Our amended and restated certificate of incorporation further provides that the federal district courts of the United States of America will be the exclusive forum for resolving any complaint asserting a cause of action arising under the Securities Act of 1933, as amended (the “Securities Act”). On December 19, 2018, the Delaware Chancery Court issued an opinion in Sciabacucchi v. Salzberg, C.A. No. 2017-0931-JTL, invalidating a similar provision in the certificates of incorporation of three other Delaware corporations that each purported to limit to federal court the forum in which a stockholder could bring a claim under the Securities Act. In light of this decision, we do not currently intend to enforce the federal forum selection provision unless Sciabacucchi is reversed on appeal, which appeal has been made. If the Delaware Supreme Court affirms the Delaware Chancery Court’s decision in Sciabacucchi. In order to accommodate the timely filing of our proxy materials for the annual meeting of stockholders to be held in 2020, we would intend to continue to not enforce the federal forum selection provision and would intend to seek approval by our stockholders to amend our amended and restated certificate of incorporation to remove the federal forum selection provision for Securities Act claims at the next regularly-scheduled annual meeting of stockholders following the annual meeting of stockholders to be held in 2020 where it is reasonably practicable to do so.

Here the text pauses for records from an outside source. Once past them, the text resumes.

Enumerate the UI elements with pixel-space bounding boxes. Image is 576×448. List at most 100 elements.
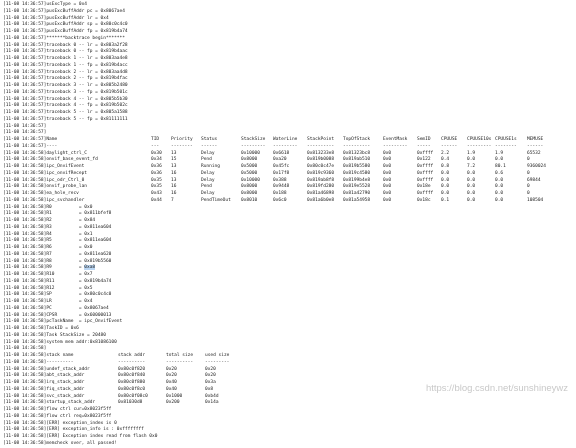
log-line: [11-08 14:36:58]LR = 0x4	[3, 299, 93, 304]
task-table-cell: 0	[527, 184, 530, 190]
task-table-row: [11-08 14:36:58]onvif_base_event_fd 0x34 1…	[3, 157, 573, 164]
task-table-cell: 0x44	[151, 197, 162, 203]
csdn-watermark: https://blog.csdn.net/sunshineywz	[425, 383, 568, 394]
task-table-cell: 0x9448	[273, 184, 290, 190]
task-table-cell: CPUUSE	[441, 137, 458, 142]
task-table-cell: 0	[527, 157, 530, 163]
terminal-log-output: [11-08 14:36:57]usExcType = 0x4 [11-08 14…	[3, 2, 573, 448]
log-line: [11-08 14:36:57]traceback 5 -- lr = 0x80…	[3, 110, 128, 115]
task-table-cell: 0x8010	[241, 197, 258, 203]
stack-table-cell: 0x14a	[205, 400, 219, 406]
task-table-cell: ------	[527, 143, 544, 149]
log-line: [11-08 14:36:57]traceback 3 -- fp = 0x81…	[3, 89, 128, 95]
task-table-cell: ----------	[307, 143, 335, 149]
task-table-cell: 0x35	[151, 184, 162, 190]
task-table-cell: 15	[171, 157, 177, 163]
stack-table-cell: 0x3a	[205, 380, 216, 385]
log-line: [11-08 14:36:58]R10 = 0x7	[3, 272, 93, 277]
task-table-cell: ---	[151, 143, 160, 149]
task-table-cell: Delay	[201, 191, 215, 196]
log-line: [11-08 14:36:57]traceback 5 -- fp = 0x81…	[3, 116, 128, 122]
stack-table-cell: 0x80c0f8c0	[118, 386, 146, 392]
task-table-cell: [11-08 14:36:58]ipc_OnvifEvent	[3, 164, 85, 169]
task-table-cell: 0x45fc	[273, 164, 290, 169]
task-table-cell: --------	[495, 143, 517, 149]
log-line: [11-08 14:36:57]traceback 1 -- lr = 0x80…	[3, 56, 128, 61]
task-table-cell: 0.0	[467, 170, 476, 176]
task-table-cell: 0x819c4580	[343, 170, 371, 176]
task-table-cell: 0xffff	[417, 164, 434, 169]
task-table-cell: 0x8000	[241, 191, 258, 196]
selected-value: 0xa8	[84, 265, 96, 271]
task-table-cell: 0x819fd280	[307, 184, 335, 190]
task-table-cell: 0x0	[383, 197, 392, 203]
log-line: [11-08 14:36:58]R9 = 0xa8	[3, 265, 96, 271]
task-table-cell: CPUUSE10s	[467, 137, 492, 142]
log-line: [11-08 14:36:57]	[3, 123, 47, 129]
task-table-cell: 0x8000	[241, 157, 258, 163]
task-table-cell: 0x188	[273, 191, 287, 196]
log-line: [11-08 14:36:58]R7 = 0x811ea620	[3, 251, 112, 257]
log-line: [11-08 14:36:58]Task StackSize = 20480	[3, 332, 106, 338]
task-table-cell: 0x6c0	[273, 197, 287, 203]
task-table-cell: WaterLine	[273, 137, 298, 142]
stack-table-cell: total size	[166, 353, 194, 358]
task-table-cell: 0.0	[495, 191, 504, 196]
stack-table-cell: 0x40	[166, 380, 177, 385]
stack-table-cell: [11-08 14:36:58]abt_stack_addr	[3, 373, 85, 379]
stack-table-cell: ----------	[118, 359, 146, 365]
task-table-cell: 13	[171, 164, 177, 169]
task-table-cell: 0.0	[495, 197, 504, 203]
log-line: [11-08 14:36:58]flow ctrl cur=0x8023f5ff	[3, 407, 112, 412]
task-table-cell: 0.0	[467, 197, 476, 203]
stack-table-row: [11-08 14:36:58]stack name stack addr tota…	[3, 353, 573, 360]
task-table-cell: 0x5000	[241, 170, 258, 176]
task-table-row: [11-08 14:36:57]---- --- -------- ------ ---…	[3, 144, 573, 151]
task-table-cell: ------	[441, 143, 458, 149]
task-table-cell: 0.0	[467, 184, 476, 190]
task-table-row: [11-08 14:36:58]ea_hole_recv 0x43 16 Delay 0…	[3, 191, 573, 198]
task-table-cell: 0x43	[151, 191, 162, 196]
task-table-cell: 0.0	[467, 157, 476, 163]
task-table-cell: 0x819c9360	[307, 170, 335, 176]
task-table-cell: 0x0	[383, 184, 392, 190]
task-table-cell: 0.0	[441, 170, 450, 176]
task-table-cell: 0x36	[151, 170, 162, 176]
log-line: [11-08 14:36:57]traceback 0 -- fp = 0x81…	[3, 49, 128, 55]
task-table-cell: 0x122	[417, 157, 431, 163]
log-line: [11-08 14:36:58][ERR] Exception index re…	[3, 434, 158, 439]
stack-table-row: [11-08 14:36:58]abt_stack_addr 0x80c0f840…	[3, 373, 573, 380]
task-table-cell: MEMUSE	[527, 137, 544, 142]
stack-table-cell: [11-08 14:36:58]----------	[3, 359, 74, 365]
task-table-cell: [11-08 14:36:58]ipc_onvifRecept	[3, 170, 87, 176]
task-table-cell: 0.8	[441, 164, 450, 169]
log-line: [11-08 14:36:58]R6 = 0x0	[3, 245, 93, 250]
task-table-cell: StackPoint	[307, 137, 335, 142]
task-table-cell: [11-08 14:36:57]----	[3, 143, 58, 149]
task-table-cell: Pend	[201, 157, 212, 163]
log-line: [11-08 14:36:57]traceback 4 -- fp = 0x81…	[3, 103, 128, 109]
task-table-row: [11-08 14:36:58]ipc_svchandler 0x44 7 PendT…	[3, 198, 573, 205]
task-table-cell: 0x81a42790	[343, 191, 371, 196]
task-table-cell: ---------	[241, 143, 266, 149]
task-table-cell: 0.0	[495, 157, 504, 163]
task-table-cell: [11-08 14:36:58]onvif_probe_lan	[3, 184, 87, 190]
task-table-row: [11-08 14:36:58]ipc_onvifRecept 0x36 16 Del…	[3, 171, 573, 178]
task-table-cell: 16	[171, 184, 177, 190]
log-line: [11-08 14:36:58][ERR] exception_index is…	[3, 420, 117, 426]
log-line: [11-08 14:36:58]R2 = 0x84	[3, 218, 96, 223]
task-table-cell: Priority	[171, 137, 193, 142]
task-table-cell: 0x0	[383, 164, 392, 169]
task-table-cell: 16	[171, 170, 177, 176]
stack-table-row: [11-08 14:36:58]startup_stack_addr 0x8103…	[3, 400, 573, 407]
task-table-cell: 0xffff	[417, 170, 434, 176]
task-table-cell: ---------	[273, 143, 298, 149]
task-table-cell: 9360024	[527, 164, 546, 169]
task-table-cell: StackSize	[241, 137, 266, 142]
task-table-cell: Pend	[201, 184, 212, 190]
task-table-cell: ---------	[383, 143, 408, 149]
task-table-cell: 16	[171, 191, 177, 196]
task-table-row: [11-08 14:36:58]onvif_probe_lan 0x35 16 Pen…	[3, 184, 573, 191]
task-table-cell: --------	[171, 143, 193, 149]
task-table-cell: 0xffff	[417, 191, 434, 196]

Recent Amendment to the Ninth Amended and Restated Certificate of Incorporation

The Company’s Ninth Amended and Restated Certificate of Incorporation was amended on May 30, 2019, following stockholder approval at the annual meeting held on May 28, 2019, to provide that any of our directors or our entire Board of Directors may be removed, with or without cause, by the holders of a majority of our capital stock then entitled to vote on the election of directors.

Transfer Agent and Registrar

The transfer agent and registrar for our common stock is American Stock Transfer & Trust Company, LLC. The transfer agent’s address is 6201 15th Avenue, Brooklyn, New York 11219.

Listing on The Nasdaq Global Market

Our common stock is listed for trading on Nasdaq under the symbol “STIM.”